Viele junge Leute in Deutschland stehen dem Euro skeptisch gegenüber. Gleichzeitig geht ihr schon geringes Interesse an politischen und wirtschaftlichen Themen weiter zurück. Das geht aus einer Studie hervor, die der Bundesverband Deutscher Banken kürzlich vorgestellt hat. Für die repräsentative Untersuchung, die alle drei Jahre durchgeführt wird, sind Menschen im Alter von 14 bis 24 Jahren befragt worden. Fast alle Befragten wissen von der Finanz- und Euro-Krise, von ihr betroffen fühlen sich allerdings nur wenige. Gut 70 Prozent geben an, dass sie kaum oder gar keinen Einfluss auf das eigene Leben hat.
Es wächst eine euroskeptische Generation heran: Mehr als die Hälfte (56 Prozent) glaubt nicht, dass der Euro langfristig erfolgreich sein wird. Jeder Zweite kann sich eine Zukunft ohne die Gemeinschaftswährung vorstellen. Ebenso viele finden, der Euro habe sich bisher nicht bewährt. Diese Euroskepsis geht freilich einher mit einem nicht großen und weiter zurückgehenden Interesse für Politik und Wirtschaft. Für Europapolitik interessieren sich nur 23 Prozent der Befragten, als Europäer fühlen sich 43 Prozent, von der EU halten 52 Prozent viel. Ein deutliches Interesse an Politik allgemein hat nur noch knapp ein Fünftel, vor neun Jahren waren es noch knapp 30 Prozent gewesen.
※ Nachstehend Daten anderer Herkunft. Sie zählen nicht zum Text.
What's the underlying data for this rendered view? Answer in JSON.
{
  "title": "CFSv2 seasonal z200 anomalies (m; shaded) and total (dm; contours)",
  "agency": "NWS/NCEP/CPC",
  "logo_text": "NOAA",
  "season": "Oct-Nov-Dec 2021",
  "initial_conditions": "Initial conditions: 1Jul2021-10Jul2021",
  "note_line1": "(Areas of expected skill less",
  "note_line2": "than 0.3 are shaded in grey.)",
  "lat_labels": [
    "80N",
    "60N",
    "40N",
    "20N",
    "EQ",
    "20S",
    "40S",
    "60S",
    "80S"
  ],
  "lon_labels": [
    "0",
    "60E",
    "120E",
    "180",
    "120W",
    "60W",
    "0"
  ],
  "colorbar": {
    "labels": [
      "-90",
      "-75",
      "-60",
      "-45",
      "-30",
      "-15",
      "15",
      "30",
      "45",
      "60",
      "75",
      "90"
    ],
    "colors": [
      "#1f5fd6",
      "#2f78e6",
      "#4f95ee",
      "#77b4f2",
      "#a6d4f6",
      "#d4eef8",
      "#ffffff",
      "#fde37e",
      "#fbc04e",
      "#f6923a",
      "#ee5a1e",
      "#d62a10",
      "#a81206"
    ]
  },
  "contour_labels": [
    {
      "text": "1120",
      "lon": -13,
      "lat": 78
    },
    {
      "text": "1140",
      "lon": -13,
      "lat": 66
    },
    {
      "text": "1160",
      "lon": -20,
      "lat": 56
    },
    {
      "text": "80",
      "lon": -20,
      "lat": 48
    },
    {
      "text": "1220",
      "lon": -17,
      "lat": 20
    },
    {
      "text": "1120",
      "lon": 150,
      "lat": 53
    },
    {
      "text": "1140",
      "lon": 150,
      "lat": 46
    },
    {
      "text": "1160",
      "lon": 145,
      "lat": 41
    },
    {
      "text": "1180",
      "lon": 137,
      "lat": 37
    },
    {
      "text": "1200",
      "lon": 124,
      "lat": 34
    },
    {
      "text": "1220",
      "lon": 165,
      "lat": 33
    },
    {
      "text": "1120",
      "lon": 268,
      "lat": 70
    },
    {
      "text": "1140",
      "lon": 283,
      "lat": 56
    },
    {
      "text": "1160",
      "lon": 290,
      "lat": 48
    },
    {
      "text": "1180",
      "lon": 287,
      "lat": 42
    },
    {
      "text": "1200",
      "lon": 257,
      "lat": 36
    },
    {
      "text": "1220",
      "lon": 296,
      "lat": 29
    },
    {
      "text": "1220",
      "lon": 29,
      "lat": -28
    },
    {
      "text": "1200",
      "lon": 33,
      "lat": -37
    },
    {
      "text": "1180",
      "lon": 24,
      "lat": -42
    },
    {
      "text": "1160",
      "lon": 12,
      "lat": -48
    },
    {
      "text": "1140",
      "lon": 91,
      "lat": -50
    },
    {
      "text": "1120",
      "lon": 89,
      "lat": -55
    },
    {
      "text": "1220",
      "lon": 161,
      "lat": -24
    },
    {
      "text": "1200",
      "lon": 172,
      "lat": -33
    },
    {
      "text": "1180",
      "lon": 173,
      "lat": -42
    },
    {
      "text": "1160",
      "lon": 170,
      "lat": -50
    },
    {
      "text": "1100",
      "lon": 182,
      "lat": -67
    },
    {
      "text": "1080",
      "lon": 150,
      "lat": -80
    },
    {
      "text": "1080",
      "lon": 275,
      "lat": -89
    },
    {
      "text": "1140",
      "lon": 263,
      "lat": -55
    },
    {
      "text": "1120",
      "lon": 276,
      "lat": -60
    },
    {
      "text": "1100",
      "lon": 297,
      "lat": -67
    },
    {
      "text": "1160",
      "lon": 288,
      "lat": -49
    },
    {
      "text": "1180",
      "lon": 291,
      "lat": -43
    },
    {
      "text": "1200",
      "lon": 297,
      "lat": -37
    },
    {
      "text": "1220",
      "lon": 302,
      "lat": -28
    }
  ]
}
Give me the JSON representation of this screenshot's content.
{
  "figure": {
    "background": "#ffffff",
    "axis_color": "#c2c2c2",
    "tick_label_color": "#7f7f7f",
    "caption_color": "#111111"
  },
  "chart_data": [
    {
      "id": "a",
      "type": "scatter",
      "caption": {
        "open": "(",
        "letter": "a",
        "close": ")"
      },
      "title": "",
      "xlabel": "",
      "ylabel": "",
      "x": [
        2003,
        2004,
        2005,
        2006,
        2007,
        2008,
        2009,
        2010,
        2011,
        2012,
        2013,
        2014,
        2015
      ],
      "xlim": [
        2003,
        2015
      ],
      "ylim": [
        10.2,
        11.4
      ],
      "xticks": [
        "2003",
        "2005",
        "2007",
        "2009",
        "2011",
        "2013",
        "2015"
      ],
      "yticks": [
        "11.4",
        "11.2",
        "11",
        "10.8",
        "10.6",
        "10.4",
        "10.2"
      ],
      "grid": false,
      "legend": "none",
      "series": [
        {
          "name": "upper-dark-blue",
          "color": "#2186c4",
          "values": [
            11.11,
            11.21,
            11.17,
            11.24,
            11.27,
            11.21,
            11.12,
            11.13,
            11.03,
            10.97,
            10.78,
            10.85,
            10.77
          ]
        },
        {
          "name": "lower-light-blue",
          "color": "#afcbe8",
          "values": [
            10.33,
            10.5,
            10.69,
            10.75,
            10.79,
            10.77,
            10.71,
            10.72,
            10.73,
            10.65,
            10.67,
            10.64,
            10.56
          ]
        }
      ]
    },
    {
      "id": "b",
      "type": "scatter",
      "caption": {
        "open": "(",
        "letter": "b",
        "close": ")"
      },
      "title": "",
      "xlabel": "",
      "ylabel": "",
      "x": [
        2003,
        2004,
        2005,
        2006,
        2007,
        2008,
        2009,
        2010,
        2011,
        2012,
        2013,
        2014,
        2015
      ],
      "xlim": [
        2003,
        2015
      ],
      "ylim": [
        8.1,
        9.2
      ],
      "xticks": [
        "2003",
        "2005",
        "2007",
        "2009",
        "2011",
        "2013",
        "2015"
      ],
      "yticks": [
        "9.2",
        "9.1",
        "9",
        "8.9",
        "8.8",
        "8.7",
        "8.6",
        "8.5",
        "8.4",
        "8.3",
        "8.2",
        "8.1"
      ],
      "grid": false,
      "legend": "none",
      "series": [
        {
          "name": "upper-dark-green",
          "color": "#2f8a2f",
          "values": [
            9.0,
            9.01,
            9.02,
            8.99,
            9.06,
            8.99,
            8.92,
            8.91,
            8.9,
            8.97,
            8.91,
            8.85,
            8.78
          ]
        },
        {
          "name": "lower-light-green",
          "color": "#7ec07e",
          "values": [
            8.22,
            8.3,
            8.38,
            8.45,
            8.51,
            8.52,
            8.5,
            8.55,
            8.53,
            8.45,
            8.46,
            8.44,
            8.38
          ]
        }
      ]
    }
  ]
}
Krisenthemen für Jugendliche nur schwer verständlich
Nach Auffassung des Bankenverbandes führt die schwere Verständlichkeit der Krisenthemen dazu, dass das Interesse der jungen Menschen an Wirtschaft weiter zurückgeht. Vor drei Jahren interessierte sich noch ein Drittel der Befragten für Wirtschaftsthemen, in diesem Jahr nur noch ein Fünftel. Dabei ist das Wissen über Wirtschaft und Finanzen weiterhin sehr lückenhaft: Jeder zweite junge Deutsche hat schlechte oder sehr schlechte Kenntnisse. So können vier von zehn Befragten mit dem Begriff Soziale Marktwirtschaft nichts anfangen. Doch verbinden 51 Prozent derjenigen, die den Begriff kennen, etwas Positives damit. Gut die Hälfte kann nicht erklären, was die Inflationsrate ist, kaum jemand hat eine ungefähre Vorstellung von ihrer Höhe. Besonders wenig Bescheid wissen die Umfrageteilnehmer über die Rolle der Europäischen Zentralbank, die im derzeitigen Krisengeschehen eine herausragende Rolle spielt. Nur 27 Prozent wissen, dass die EZB für die Preisstabilität in den Euroländern zuständig ist.
Auch in Geld- und Finanzfragen kennen sich die meisten jungen Leute nicht aus. Zwar wissen drei Viertel, was eine Aktie ist, doch schon der Begriff Rendite ist sieben von zehn nicht geläufig. Sechs von zehn sagen, dass sie keine oder wenig Ahnung davon haben, was an der Börse geschieht. Weil nach Ansicht des Bankenverbandes grundlegende Wirtschaftskenntnisse nötig sind, um Finanzfragen zu verstehen oder Entscheidungen als Anleger oder Verbraucher zu treffen, fordert er seit Jahren ein Fach Wirtschaft in der Schule. Die junge Generation unterstützt dieses Anliegen: Zwei Drittel der Befragten, in deren Bundesland es das noch nicht gibt, wünschen sich ein Schulfach Wirtschaft.